«GRAZIE a tutti i tifosi che mi hanno apprezzato nonostante le mie qualità mediocri per il livello Juventus: i vostri complimenti mi fanno provare sinceramente un po' di vergogna perché penso di non meritarmeli e per questo vi sarò eternamente grato».
Basterebbero queste frasi, estrapolate dalla lunga lettera con la quale Simone Padoin ha voluto salutare e ringraziare compagni, staff, dirigenza e tifosi della Juventus per spiegare tante cose. Innanzitutto per spiegare il perché a Padoin il comprimario, a Padoin la riserva, a Padoin la comparsa, si siano affezionati tutti. Lasciate perdere i discorsi sul portafortuna, sul talismano. Simpatici, ma restano in superficie. No, i tifosi e i compagni, e tutto l’ambiente Juventus non dimenticheranno Padoin perché Padoin è prima di tutto un ragazzo umile, consapevole dei suoi limiti: senza però che questa consapevolezza si sia mai trasformata in debolezza. Anzi, è diventata un motore, una motivazione in più: perché nonostante tutto, Padoin a questi livelli c’è stato e si è mantenuto anche bene. Arrivato dall’Atalanta nel gennaio 2012, in tempo per vincere il primo dei cinque scudetti consecutivi, quello più inatteso e forse più dolce. Arrivato senza scalpore ma voluto fortemente da Conte per la sua duttilità. Jolly che in quella primissima Juventus ricoprì quasi tutti i ruoli del centrocampo (nella sua prima fase di sperimentazione a 5): esterno e mezzala. Negli anni a venire farà anche il terzino destro, il terzino sinistro, pure il regista. In quella prima stagione c’è lo spazio anche per un sigillo, nel 5-0 esterno sulla Fiorentina: il primo dei tre gol in bianconero. L’altro sarà il quello dei 96 punti (sui futuri 102) con la Juve già campione nel 2014, contro la sua Atalanta. L’ultimo un diagonale contro il Palermo, con la Juve già lanciata verso il quinto scudetto di fila: è il giorno di un’ovazione che lo Stadium ha riservato a pochi.

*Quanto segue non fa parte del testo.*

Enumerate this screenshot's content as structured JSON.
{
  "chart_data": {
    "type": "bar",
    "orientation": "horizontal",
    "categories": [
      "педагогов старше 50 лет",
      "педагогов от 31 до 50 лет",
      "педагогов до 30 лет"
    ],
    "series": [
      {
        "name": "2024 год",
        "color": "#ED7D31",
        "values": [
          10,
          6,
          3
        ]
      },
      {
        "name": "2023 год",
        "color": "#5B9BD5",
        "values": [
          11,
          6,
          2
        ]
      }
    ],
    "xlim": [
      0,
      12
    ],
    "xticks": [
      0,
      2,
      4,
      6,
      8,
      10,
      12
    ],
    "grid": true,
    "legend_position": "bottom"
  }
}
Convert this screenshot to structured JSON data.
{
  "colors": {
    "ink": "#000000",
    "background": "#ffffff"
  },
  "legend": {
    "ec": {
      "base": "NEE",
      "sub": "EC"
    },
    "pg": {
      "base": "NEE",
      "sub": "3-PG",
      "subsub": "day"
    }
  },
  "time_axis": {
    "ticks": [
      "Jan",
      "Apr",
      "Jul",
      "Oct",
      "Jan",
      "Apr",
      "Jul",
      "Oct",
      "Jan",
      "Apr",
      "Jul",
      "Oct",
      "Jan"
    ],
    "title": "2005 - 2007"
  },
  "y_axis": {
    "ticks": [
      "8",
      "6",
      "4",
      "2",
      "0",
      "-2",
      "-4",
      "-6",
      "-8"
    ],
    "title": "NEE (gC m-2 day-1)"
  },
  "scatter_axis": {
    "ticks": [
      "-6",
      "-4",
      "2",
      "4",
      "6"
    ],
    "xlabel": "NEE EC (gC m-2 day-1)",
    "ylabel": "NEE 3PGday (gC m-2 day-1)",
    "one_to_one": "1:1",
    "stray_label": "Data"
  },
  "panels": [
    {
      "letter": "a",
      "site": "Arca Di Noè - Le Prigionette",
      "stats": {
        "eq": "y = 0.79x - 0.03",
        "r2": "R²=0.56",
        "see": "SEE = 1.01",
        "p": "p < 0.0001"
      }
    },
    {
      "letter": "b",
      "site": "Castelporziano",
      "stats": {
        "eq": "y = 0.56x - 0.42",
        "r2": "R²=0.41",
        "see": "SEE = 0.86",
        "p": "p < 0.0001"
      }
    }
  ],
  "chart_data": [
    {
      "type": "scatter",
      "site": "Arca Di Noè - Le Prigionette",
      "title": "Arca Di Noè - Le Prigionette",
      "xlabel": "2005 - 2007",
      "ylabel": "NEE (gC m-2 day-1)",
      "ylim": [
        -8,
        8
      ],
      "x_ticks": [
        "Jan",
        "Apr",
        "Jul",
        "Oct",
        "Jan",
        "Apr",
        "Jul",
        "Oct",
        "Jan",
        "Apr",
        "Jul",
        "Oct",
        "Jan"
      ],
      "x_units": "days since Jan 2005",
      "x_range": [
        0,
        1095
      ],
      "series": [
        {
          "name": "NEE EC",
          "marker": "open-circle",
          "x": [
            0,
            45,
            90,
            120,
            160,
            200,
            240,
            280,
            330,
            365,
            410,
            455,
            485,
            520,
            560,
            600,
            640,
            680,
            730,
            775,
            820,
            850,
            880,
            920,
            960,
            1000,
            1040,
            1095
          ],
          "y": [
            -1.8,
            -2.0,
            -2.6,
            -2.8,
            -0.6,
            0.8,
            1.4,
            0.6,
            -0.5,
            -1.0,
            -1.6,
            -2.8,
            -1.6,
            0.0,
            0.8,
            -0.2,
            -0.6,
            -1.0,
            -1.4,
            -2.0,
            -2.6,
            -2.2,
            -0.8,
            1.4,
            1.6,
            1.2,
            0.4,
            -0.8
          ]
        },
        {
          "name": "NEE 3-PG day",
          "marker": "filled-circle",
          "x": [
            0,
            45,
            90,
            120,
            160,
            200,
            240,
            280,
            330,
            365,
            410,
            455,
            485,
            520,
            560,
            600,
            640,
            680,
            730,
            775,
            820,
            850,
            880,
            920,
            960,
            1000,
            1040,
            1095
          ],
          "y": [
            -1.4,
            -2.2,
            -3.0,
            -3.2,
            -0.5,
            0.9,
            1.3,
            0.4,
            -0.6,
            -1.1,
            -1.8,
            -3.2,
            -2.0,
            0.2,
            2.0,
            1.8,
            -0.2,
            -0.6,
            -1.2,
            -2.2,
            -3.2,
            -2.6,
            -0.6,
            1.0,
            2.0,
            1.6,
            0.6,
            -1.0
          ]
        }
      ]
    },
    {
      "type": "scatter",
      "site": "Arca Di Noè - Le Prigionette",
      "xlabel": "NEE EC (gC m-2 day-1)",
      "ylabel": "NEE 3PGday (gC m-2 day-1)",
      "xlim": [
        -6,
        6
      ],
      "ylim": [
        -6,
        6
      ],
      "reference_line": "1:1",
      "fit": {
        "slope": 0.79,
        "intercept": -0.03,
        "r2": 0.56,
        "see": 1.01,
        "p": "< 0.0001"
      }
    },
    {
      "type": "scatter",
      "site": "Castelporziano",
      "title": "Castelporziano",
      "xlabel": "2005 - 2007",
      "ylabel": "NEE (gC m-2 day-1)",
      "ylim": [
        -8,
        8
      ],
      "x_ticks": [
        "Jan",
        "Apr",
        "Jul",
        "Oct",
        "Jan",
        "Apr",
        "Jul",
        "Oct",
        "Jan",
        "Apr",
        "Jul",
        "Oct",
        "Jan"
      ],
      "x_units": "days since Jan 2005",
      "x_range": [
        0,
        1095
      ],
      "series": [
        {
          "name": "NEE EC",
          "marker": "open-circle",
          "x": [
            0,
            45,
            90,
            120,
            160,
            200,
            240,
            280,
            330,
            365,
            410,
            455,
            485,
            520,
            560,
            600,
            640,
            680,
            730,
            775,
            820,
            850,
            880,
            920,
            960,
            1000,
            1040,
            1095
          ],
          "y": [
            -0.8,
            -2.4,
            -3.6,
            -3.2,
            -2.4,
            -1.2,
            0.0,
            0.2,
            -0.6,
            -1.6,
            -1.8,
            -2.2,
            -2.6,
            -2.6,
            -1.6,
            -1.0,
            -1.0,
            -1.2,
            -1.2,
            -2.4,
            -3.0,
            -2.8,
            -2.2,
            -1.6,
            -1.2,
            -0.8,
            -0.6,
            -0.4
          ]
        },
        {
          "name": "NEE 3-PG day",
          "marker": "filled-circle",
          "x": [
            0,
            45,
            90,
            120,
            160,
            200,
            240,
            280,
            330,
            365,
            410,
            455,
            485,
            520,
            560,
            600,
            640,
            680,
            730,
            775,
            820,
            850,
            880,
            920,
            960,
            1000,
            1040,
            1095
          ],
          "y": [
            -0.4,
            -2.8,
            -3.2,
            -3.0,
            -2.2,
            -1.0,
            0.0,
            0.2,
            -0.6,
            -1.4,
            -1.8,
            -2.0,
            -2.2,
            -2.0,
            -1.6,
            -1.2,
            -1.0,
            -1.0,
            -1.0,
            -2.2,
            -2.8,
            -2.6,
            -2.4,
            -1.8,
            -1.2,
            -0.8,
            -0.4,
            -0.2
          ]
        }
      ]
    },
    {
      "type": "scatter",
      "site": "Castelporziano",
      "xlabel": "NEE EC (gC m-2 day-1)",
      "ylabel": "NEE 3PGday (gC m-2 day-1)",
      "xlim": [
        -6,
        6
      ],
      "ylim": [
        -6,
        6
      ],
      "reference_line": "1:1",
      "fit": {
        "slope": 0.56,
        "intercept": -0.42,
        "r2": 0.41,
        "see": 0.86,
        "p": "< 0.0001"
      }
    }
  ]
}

Gli scudetti, dopo 4 anni e mezzo saranno 5, con 2 Coppe Italia e 3 Supercoppe Italiane, con 84 presenze. Ma non è tanto la quantità, ma la qualità di quelle apparizioni: sì, paradossale parlare di qualità, eppure va intesa come certezza e garanzia di trovare sempre un giocatore affidabile, concreto e totalmente al servizio della squadra. L’altruismo applicato al calcio. La squadra, bene comune: i giocatori sono passati, poche le costanti. Padoin una di loro. Perché? Perché col tempo, alzandosi sempre più il livello della Juve, si è alzato anche quello di Padoin, senza che questo però corrispondesse a un cambiamento di atteggiamento da parte sua. Sempre pratico e utile in campo, sempre di poche parole e lontano dai riflettori fuori. Compagno ideale di spogliatoio. Un esempio: parola di Leonardo Bonucci, “che si scomoda” e gli dedica un post, lui che a suoi dire non è solito salutare i compagni. Ma Padoin è un’eccezione, è l’eccezione. Un eccezione firmata dalla sua normalità. Un altro paradosso? No. Il suo è un talento normale che gli ha regalato una carriera straordinaria. Laddove normalità non è mediocrità ma semplicità. Lui normale in una Juventus a-normale: non fuori contesto, ma assolutamente inserito. Sempre lucido, anche quando, forse nel peggior momento di questi 5 anni, fu preso di mira dalla critica e da molti di quei tifosi che adesso lo osannano. Inizio della stagione appena conclusasi, tanti infortuni in casa Juve e Allegri lo schiera da regista: fa anche quello Simone, con i suoi limiti e le sue difficoltà. La Juve non decolla, anzi precipita: lui il capro espiatorio. Quello però era semplicemente un motore ingolfato di cui Padoin era soltanto un ingranaggio. Quel “peggio” è passato, tutto cancellato. Ora un addio, le manifestazioni di affetto dei tifosi, una nuova avventura in cui forse lui, pentacampione d’Italia, sarà straordinario in un contesto normale. Padoin e la Juventus si salutano: a Torino sono passati tanti campioni, tanti ne passeranno, tanti ce ne sono adesso. Ma Simone Padoin mancherà perché è un campione nel fondamentale più importante, non solo nello sport: l’umiltà.